Creative Commons is pleased to be a part of the second annual Public Domain Day (PDD) celebration held in Washington D.C. on January 30, in collaboration with the Internet Archive, the Institute for Intellectual Property & Social Justice, the Program on Information Justice and Intellectual Property, and SPARC.
In order to celebrate the public domain and highlight the work of artists around the world who contribute to the global commons, we are excited to showcase the creative works of six artists during the PDD celebration in Washington, D.C. Following the event, these works will be made available under a CC License or released into the public domain.
Meet the artists below!
- Darnell Gardner
Darnell Gardner is a photographer from Detroit. He explores how our senses of self form, fall, and form again.

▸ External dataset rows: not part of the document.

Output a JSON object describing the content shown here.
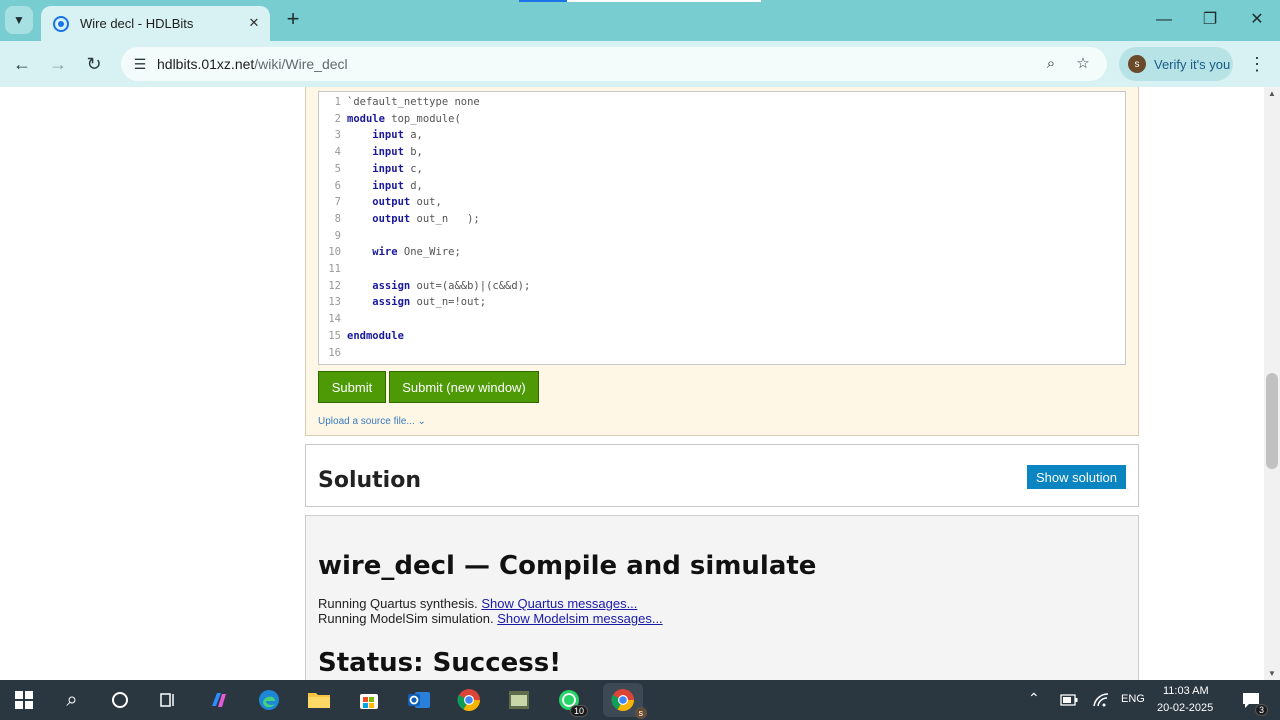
{
  "browser": {
    "tab_title": "Wire decl - HDLBits",
    "url_host": "hdlbits.01xz.net",
    "url_path": "/wiki/Wire_decl",
    "profile_label": "Verify it's you",
    "profile_initial": "s"
  },
  "editor": {
    "lines": [
      {
        "num": "1",
        "kw": "",
        "text": "`default_nettype none"
      },
      {
        "num": "2",
        "kw": "module",
        "text": " top_module("
      },
      {
        "num": "3",
        "kw": "    input",
        "text": " a,"
      },
      {
        "num": "4",
        "kw": "    input",
        "text": " b,"
      },
      {
        "num": "5",
        "kw": "    input",
        "text": " c,"
      },
      {
        "num": "6",
        "kw": "    input",
        "text": " d,"
      },
      {
        "num": "7",
        "kw": "    output",
        "text": " out,"
      },
      {
        "num": "8",
        "kw": "    output",
        "text": " out_n   );"
      },
      {
        "num": "9",
        "kw": "",
        "text": ""
      },
      {
        "num": "10",
        "kw": "    wire",
        "text": " One_Wire;"
      },
      {
        "num": "11",
        "kw": "",
        "text": ""
      },
      {
        "num": "12",
        "kw": "    assign",
        "text": " out=(a&&b)|(c&&d);"
      },
      {
        "num": "13",
        "kw": "    assign",
        "text": " out_n=!out;"
      },
      {
        "num": "14",
        "kw": "",
        "text": ""
      },
      {
        "num": "15",
        "kw": "endmodule",
        "text": ""
      },
      {
        "num": "16",
        "kw": "",
        "text": ""
      }
    ],
    "submit_label": "Submit",
    "submit_new_window_label": "Submit (new window)",
    "upload_label": "Upload a source file... ⌄"
  },
  "solution": {
    "title": "Solution",
    "show_label": "Show solution"
  },
  "result": {
    "title": "wire_decl — Compile and simulate",
    "quartus_text": "Running Quartus synthesis.",
    "quartus_link": "Show Quartus messages...",
    "modelsim_text": "Running ModelSim simulation.",
    "modelsim_link": "Show Modelsim messages...",
    "status": "Status: Success!"
  },
  "taskbar": {
    "whatsapp_badge": "10",
    "chrome_initial": "s",
    "language": "ENG",
    "time": "11:03 AM",
    "date": "20-02-2025",
    "notification_count": "3"
  },
  "colors": {
    "chrome_teal": "#78cdd1",
    "submit_green": "#4e9a06",
    "solution_blue": "#0b85c2",
    "editor_bg": "#fef7e6"
  }
}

Connect with Darnell on Instagram @dgardnerjr.
- David Amoroso
David Amoroso shows his admiration for Latin culture through his artwork. Although the majority of his work is dedicated to painting portraits of everyday people, he also represents Mexican pop culture through his work. David has exhibited and worked in the D.C. Metro Area, New York, California, Arizona, North Carolina, and Mexico, as well as Central and South America.
Connect with David on Instagram @amorosoart.
- Laci Jordan
Laci Jordan is a multidisciplinary designer, illustrator, Creative Director, and the true definition of a modern-day renaissance woman. Laci’s work concentrates on color, pop culture, the representation of marginalized people, and the intersectionality that exists amongst all of these spheres.
Naturel is a celebrated artist and leader in the creative community and we are excited that he will be showcasing some of his works during our event. Naturel’s influence in the art world and pop culture demonstrates the power creators of color have to shift culture once they are given direct access to their audiences and the power to build their own platforms.
Rikasso’s work is best described as a collage of various components that work in tandem to create one cohesive picture. Viewing the various components becomes an engaging game of look-and-find. By using various relatable references, Rikasso gives viewers a sense of themselves in the work.
- Tenbeete Solomon
Tenbeete Solomon, aka Trap Bob, is a visual artist, illustrator, and animator based in the D.C. Metro Area. She is known for her use of bold colors and gestures to convey both the humor and struggles of everyday life. Her work is socially conscious and frequently inspired by activism and community issues, with an aim to bridge the gap between her audience and her message. As the founder of Trap Bob World, LLC, a freelance design and product company, Tenbeete has worked with leading corporations, brands, and organizations—including Giphy, Pabst Blue Ribbon, the Elizabeth Warren Campaign, Apple, and Refinery 29.